Once I start planting, I usually keep my seeds tucked into a large Ziploc bag (I’ve been known to forget my gardening basket in garden–overnight). I never have a chunk of time to plant my whole garden at once. So I’m constantly putting in a few rows of lettuce, more beans, or zinnias, zinnias, zinnias!! Really, don’t get me started on my favorites.
Anyway, those are the basics in my gardening basket. It won’t stay neat and tidy for long, though. I’m sure that warmer weather is on its way and will be here to stay. And then I’ll have those glorious mornings when I grab my coffee cup in one hand and my basket in the other and head out to my yard. Not a worry in my mind except how to get rid of those Japanese beetles, and where to move that clump of day lilies. . .
I encountered hope tonight. In the dusky evening as I peered into my much cluttered garden shed looking for a rake, I stumbled over it—hope—not the rake. Not surprisingly so. To be honest, it happens every fall. But after such a tragic summer, I thought it might be different. Yes, I said tragic. Not a perennial was purchased. Nary a well-endowed sedum was divided. Melons shriveled on the vine. Japanese beetles skeletonized my porcelain berry vine. And I skulked in the house breathing in my stagnant air-conditioned air. It was not a summer for gardeners. Even this fall I’ve turned a cold shoulder to my yard. Purple cone flowers stand like charred aliens taunting me with their gazillions of seeds they will drop with the first mighty wind. Who cares—go ahead! Mats of iris tubers, their brown and sickly leaves pointing shriveled fingers to the sky, demand to be dug, divided, and put to bed in some soft, tilled earth. But I shove my hands deeper into my pockets, kick a rock out of the grass, and return to my stagnant furnace-heated air inside. I’m jaded.

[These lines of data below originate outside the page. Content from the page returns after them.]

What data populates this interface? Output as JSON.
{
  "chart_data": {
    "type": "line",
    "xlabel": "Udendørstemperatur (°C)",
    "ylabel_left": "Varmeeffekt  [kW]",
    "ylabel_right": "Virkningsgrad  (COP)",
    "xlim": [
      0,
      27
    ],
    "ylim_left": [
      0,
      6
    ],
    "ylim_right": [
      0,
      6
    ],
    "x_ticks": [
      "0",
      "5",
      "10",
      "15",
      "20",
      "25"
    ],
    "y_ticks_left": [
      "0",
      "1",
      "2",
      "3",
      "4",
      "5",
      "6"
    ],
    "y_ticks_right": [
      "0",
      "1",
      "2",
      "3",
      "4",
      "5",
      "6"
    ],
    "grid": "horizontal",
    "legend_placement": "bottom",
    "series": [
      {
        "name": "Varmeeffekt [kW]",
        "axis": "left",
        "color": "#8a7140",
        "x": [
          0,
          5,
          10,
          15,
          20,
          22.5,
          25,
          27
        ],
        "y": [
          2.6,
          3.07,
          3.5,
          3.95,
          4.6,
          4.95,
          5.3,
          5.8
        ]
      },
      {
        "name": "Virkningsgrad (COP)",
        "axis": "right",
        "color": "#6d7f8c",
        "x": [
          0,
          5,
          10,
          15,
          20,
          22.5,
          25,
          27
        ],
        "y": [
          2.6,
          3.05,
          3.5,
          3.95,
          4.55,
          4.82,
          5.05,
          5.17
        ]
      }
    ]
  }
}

But tonight, in search of a rake for my husband, I ventured into my shed. Remnants of the summer’s disappointments blocked the door—watering cans, garden stakes, grass seed, hoes and shovels. I tentatively picked through it hoping not to disturb spiders or mice. A dozen gangly tomato stakes battled me until I soundly banished them to a corner. Bending to gather and stack a train-wreck of plastic plant containers, I encountered hope peering back at me. Each of these containers had a plant tag still attached—Lady’s Mantle, Pink Wave Petunia, Munsted Lavendar , Rocket Snapdragon, Purple Penstemon. Ah, yes, such sweet friends in those soft, gentle days of early summer. Maybe next spring I’ll finish edging the bed with Lady’s Mantle. Hope. I reach to retrieve a cobwebby humming bird feeder and lift it to hang on a nail. Poor things. Maybe the sweet, red bee balm—a hummer’s favorite–will fare better next summer. Hope. I hang shovels, corral plant markers, stand watering cans in a tin-soldier row. Certainly next spring we’ll have apple blossoms, and the beetles won’t be so bad. Hope.
Albert Einstein once said, “Insanity is doing the same thing over and over again and expecting different results.” And maybe that’s a little bit the way gardening can be. I drive myself crazy every year coddling my cantaloupe, propping up my snap peas, and seeking revenge on horn worms. But I have hope.